The optimization relied on mathematical models that may not fully align with existing national design standards, highlighting a gap between theoretical and practical applications; thus, it was necessary to standardize the selection according to the “Practical Handbook of Ship Design-Engine Section” [18]. The corresponding parameters in Case 1 were determined as D₀ = DN340, D₁ = DN280, D₂ = DN260, R₀ = 1.5, R₁ = 1.5, and R₂ = 1. Before optimization, the parameters were D₀ = DN300, D₁ = DN300, D₂ = DN300, R₀ = 3, R₁ = 3, and R₂ = 3. Both the original design and the optimized Case 1 were simulated by the Flowmaster software simultaneously, and the results are shown in Figure 13. It can be seen that the RSM-MOPSO-optimized Case 1 significantly reduced the resistance of each branch and the pipeline system volume.

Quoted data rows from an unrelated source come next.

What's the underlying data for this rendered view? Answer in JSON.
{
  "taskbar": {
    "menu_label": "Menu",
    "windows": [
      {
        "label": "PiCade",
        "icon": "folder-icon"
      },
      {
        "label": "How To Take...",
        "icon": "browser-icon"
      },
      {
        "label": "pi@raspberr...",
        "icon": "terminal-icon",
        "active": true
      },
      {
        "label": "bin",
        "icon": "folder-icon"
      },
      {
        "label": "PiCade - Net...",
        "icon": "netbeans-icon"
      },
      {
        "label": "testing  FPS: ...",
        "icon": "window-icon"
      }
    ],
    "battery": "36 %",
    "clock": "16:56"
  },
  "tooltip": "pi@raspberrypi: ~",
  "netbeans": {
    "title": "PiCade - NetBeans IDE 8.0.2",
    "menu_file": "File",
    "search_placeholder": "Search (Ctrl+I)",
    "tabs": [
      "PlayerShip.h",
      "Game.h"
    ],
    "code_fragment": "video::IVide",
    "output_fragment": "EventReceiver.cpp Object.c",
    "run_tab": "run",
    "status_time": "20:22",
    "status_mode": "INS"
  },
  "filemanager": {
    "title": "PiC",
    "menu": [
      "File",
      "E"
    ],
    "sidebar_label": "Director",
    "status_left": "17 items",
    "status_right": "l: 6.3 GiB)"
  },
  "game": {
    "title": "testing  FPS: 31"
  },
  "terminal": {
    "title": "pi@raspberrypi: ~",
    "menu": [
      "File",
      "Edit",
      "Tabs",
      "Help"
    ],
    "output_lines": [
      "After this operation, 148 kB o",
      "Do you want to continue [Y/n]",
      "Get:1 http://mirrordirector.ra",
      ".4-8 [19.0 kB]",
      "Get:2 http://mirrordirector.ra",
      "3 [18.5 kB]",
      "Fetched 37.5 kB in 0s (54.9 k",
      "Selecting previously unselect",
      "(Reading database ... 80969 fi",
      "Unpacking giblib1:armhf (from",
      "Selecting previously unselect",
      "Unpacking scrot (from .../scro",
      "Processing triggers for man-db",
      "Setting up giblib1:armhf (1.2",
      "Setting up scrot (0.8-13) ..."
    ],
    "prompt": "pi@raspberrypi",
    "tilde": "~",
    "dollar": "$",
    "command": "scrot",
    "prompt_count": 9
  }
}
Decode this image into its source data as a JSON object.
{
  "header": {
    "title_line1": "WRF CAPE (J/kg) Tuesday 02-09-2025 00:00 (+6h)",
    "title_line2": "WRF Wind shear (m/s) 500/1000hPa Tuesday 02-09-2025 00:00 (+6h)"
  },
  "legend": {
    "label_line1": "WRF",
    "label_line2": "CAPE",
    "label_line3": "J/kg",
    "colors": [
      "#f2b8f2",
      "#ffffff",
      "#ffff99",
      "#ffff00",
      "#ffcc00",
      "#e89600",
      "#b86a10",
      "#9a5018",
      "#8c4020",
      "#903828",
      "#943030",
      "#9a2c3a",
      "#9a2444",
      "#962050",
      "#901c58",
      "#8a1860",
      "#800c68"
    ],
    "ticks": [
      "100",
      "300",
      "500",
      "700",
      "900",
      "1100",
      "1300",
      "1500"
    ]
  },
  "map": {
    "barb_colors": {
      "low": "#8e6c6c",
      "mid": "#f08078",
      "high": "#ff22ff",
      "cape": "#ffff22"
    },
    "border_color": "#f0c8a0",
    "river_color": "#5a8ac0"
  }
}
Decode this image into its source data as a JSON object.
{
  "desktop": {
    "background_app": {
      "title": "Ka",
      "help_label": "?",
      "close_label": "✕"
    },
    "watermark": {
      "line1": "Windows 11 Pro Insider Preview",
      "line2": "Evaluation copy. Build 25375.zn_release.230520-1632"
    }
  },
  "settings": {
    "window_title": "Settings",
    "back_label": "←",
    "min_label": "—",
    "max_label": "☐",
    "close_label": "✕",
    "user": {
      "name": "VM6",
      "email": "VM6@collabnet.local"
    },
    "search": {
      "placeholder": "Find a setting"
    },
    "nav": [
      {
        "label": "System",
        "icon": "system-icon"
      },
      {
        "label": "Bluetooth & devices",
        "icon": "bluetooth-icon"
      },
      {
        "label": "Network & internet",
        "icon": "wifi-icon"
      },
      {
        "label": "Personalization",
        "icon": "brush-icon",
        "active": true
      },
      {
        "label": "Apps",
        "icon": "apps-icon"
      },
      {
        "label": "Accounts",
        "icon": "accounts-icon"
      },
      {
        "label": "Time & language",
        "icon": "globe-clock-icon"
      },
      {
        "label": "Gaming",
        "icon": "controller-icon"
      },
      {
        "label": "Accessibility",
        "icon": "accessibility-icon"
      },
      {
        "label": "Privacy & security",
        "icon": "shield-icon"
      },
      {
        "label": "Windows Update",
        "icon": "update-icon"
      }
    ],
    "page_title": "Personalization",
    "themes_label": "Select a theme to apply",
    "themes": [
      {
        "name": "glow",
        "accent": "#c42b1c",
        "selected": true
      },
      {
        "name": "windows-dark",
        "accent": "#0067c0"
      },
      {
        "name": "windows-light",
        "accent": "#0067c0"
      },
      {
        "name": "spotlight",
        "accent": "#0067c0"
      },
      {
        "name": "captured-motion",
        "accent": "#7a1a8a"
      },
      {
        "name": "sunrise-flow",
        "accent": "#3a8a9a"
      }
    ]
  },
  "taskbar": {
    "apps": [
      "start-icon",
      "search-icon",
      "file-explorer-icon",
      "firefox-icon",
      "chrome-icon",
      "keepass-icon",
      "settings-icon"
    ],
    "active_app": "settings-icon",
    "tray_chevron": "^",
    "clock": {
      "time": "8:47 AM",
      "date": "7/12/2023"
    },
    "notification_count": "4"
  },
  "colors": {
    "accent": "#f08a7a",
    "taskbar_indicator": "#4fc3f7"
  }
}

Compared with the original design, the RSM-MOPSO-optimized Case 1 reduced the resistance of branches #1 (Y₁) and #2 (Y₂) by 3.57% and 3.51%. The overall pipeline system volume (Y₃) was reduced by 5.72%. The flow imbalance (Y₄) of Case 1 was 1.59%, which satisfies the design requirements within 5%.

5. Conclusions

In this paper, the optimization of pipeline selection for a replenishment oiler pipeline system was carried out based on the RSM-MOPSO method. The main conclusions of this study are as follows:

(1)

A 1D Flowmaster simulation model was developed based on the replenishment oiler pipeline system and was validated by completed ship data. Good agreement was obtained, confirming the accuracy of the simulation model, and the maximum error of the model was 4.44%, which is below the allowable error in engineering of 5%.

(2)

The RSM method was employed to establish regression prediction models for the resistance of the deck refueling pipelines #1 (Y₁) and #2 (Y₂), the pipeline system volume (Y₃), and the flow imbalance between the two supply ports (Y₄). The analysis of variance (ANOVA) result was greater than 0.98, proving the strong predictability of the regression models.

(3)

The regression equation established by RSM was combined with the intelligent optimization algorithm MOPSO to optimize the pipeline selection.

(4)

Due to the optimization results only considering mathematical relationships, they did not satisfy the national standards and needed to be standardized according to the “Practical Handbook of Ship Design-Engine Section”. The processed results show that the resistance of the deck refueling pipeline #1 (Y₁) and #2 (Y₂) were reduced by 3.57% and 3.51%, respectively. The pipeline system volume (Y₃) was reduced by 5.72%. The simulation results indicate that optimized pipeline selection in replenishment oilers can achieve the dual objectives of resistance reduction and spatial efficiency improvement, thus significantly enhancing in-service refueling performance.

In conclusion, this study presents a method for pipeline system selection in replenishment oilers by integrating machine learning with optimization algorithms. The proposed approach enables the rapid generation of pipeline design solutions, thereby shortening development timelines, minimizing design revisions, and, ultimately, enhancing the overall efficiency of pipeline system design for maritime replenishment operations. Moreover, the achievement of this study demonstrates that pipeline selection optimization can still enhance the performance of the pipeline system even after finalizing the pipeline route design. By incorporating pipeline selection optimization into the design process, replenishment oilers could achieve significant improvements in operational efficiency and refueling performance.

In future work, we will consider the influence of the actual cabin structure and combine pipe parameter selection with pipe route planning for a more systematic pipeline system design.